“We don’t love Tet for the days off and good food. The whole point of Tet is family getting together and the festive atmosphere that brings people joy” Mrs.Nhung told me when I accompanied her to the market on a chilly spring morning. Tet was drawing near and it was the high time everyone went shopping for the necessary grocery to prepare for the celebration.
After 2 hours spending at the open-air market, we came home and are laden with vegetable of all sorts, fruit, a huge grapefruit that I had to handle with extreme care to keep the stem intact, pork, and a live majestic rooster that Mrs.Nhung had bargained for nearly 30 minutes to reduce the price by one-third. Carrying that much stuff all the way home on foot felt like doing a vigorous workout and I sweated profusely. When I finally got rid of the burden and sit comfortably on the couch catching my breath, Mrs.Nhung walked by and murmured something about our generation having frail health and I was too skinny for an early-twenty young woman. Thuy, my Vietnamese friend, and Mrs.Nhung’s daughter laughed out loud at me and her mother then said she bet Mrs.Nhung was running through her mind about what to cook to help me gain some weight.
Markets while Tet is drawing near (Source: Internet)
I thought that shopping hard for Tet holiday was bad until the real pain happened. Thuy and I had to clean the house inside out to get rid of the evil spirits that still lurking in some corners. Thuy laughed but this time bitterly as she picked up the broom and gave me the lambswool duster. Thuy said cleaning was her least favorite part of this Vietnamese holiday. Another 2 long hours passed by and we finally finished the daunting task. Mrs.Nhung walked by again to check on us and this time with a broom in her hand swept out what looked like a dune of dust from nowhere. Thuy sighed as her mother handed her the broom without a word. We repeated the tiring process until Mrs.Nhung decided that the cleanliness of the house was finally “acceptable”. Thuy leaped with joy and dragged me to her grandparent's house nearby to help them make banh chung as she said it was far more interesting.
How a banh chung is made (Source: Internet)
We sat on a spotlessly clean floor surrounded by huge bowls of sticky rice, mung bean, pork belly and a heap of la dong (Phrynium placentarium leaf). Thuy reached for two square wooden molds to teach me how to make banh chung. She lined the inside of the mold with some la dong then pour in the rice, mung bean, and pork. When it was completely filled up, Thuy wrapped the leaves, fastened the whole thing with some bamboo strings and carefully removed the mold. It looked so easy that I was eager to try myself. After half an hour, my first banh chung was shaped but not in square. Thuy comforted me by saying that she even made a flat banh chung on her first day and mine was at least edible. They made a fire in the backyard and put on a huge pot, banh chung were fitted inside with fresh water. We gathered around the fire listening to folklore on the origin of Tet and some family traditions told by Thuy’s grandfather. The whole family hung out by the fire like that all night long, talking about their daily lives while youngsters playing cards. That was when I finally understood what I was told in the morning, Tet gives people a reason to set aside everything that troubled them and just enjoyed the quality time with their loved ones, no more work, no more stress, just talk and laugh together.

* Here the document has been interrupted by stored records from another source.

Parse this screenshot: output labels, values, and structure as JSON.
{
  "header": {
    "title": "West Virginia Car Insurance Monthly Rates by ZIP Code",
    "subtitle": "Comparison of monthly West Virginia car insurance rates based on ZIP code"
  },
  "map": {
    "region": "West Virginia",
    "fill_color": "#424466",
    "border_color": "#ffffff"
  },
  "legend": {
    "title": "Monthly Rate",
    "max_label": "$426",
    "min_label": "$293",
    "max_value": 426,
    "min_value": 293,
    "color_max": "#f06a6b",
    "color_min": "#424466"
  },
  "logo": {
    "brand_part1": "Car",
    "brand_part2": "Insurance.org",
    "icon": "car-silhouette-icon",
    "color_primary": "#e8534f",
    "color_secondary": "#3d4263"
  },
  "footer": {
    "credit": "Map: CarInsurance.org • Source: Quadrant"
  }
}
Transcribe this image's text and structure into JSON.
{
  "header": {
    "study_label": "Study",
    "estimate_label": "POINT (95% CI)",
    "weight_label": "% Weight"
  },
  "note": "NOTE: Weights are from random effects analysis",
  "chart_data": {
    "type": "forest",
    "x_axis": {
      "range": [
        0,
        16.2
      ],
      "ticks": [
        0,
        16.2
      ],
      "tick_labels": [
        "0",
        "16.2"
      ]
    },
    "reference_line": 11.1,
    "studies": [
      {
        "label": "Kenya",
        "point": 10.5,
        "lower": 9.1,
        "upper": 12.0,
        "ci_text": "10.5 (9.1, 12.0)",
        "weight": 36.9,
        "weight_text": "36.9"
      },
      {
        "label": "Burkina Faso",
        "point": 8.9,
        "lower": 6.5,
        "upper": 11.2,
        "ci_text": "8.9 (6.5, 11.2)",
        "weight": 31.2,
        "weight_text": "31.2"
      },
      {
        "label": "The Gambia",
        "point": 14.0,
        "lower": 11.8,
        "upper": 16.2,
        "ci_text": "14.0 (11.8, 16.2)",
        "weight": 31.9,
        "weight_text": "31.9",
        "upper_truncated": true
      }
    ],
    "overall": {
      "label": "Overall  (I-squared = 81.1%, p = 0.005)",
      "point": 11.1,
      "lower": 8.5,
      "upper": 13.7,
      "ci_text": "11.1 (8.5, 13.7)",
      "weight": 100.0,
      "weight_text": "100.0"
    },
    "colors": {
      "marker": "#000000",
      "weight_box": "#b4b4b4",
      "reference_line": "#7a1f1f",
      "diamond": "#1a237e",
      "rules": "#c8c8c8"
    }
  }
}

The next morning, Thuy woke me up to hand me the banh chung that I made the day before along with some tiny ones to give the children. It was the day before the New Year Eve and it was the time we cleanse ourselves. The bathtub was filled with coriander water and we took turn immersed in it. By the time I finished bathing, dinner was ready. I had to say that Mrs.Nhung is a real gourmet as I gulped down everything that she put in front of me. Bamboo and pork soup, pickled onions, Vietnamese sausage…not the healthiest but the best dishes I had ever tasted in my life.
Lucky money for children (Source: Internet)
Thuy took out a deck of 10.000 VND notes and put each one in a red envelope. She explained it is the custom in Vietnam that adults give young children a small sum of money called li xi to wish them health and luck. Plates of fruit, banh chung and chicken were put on the family altar as Thuy’s father bowed and paid tribute to the ancestors by lightened some incent sticks.
A plate of fruit on the altar (Source: Internet)
Thuy, her nieces, nephews and I dressed in brand new clothes and headed out to a nearby lake for the firework show. I could feel that this was the moment everyone was waiting for, firework is no strangers to Vietnamese people but the whole point of seeing it is that they could let the sorrow and troubles of the old year go as the firework explodes and light up the sky.
I spent a few more days with Thuy and her family before heading south to explore Hue. Despite all the foul things that I heard about how reserved people in Hanoi are and how they like to scam tourists, I still love them. You just need to get out of the tourist zone to blend in the life of ordinary people to experience for yourself the authenticity of Vietnam.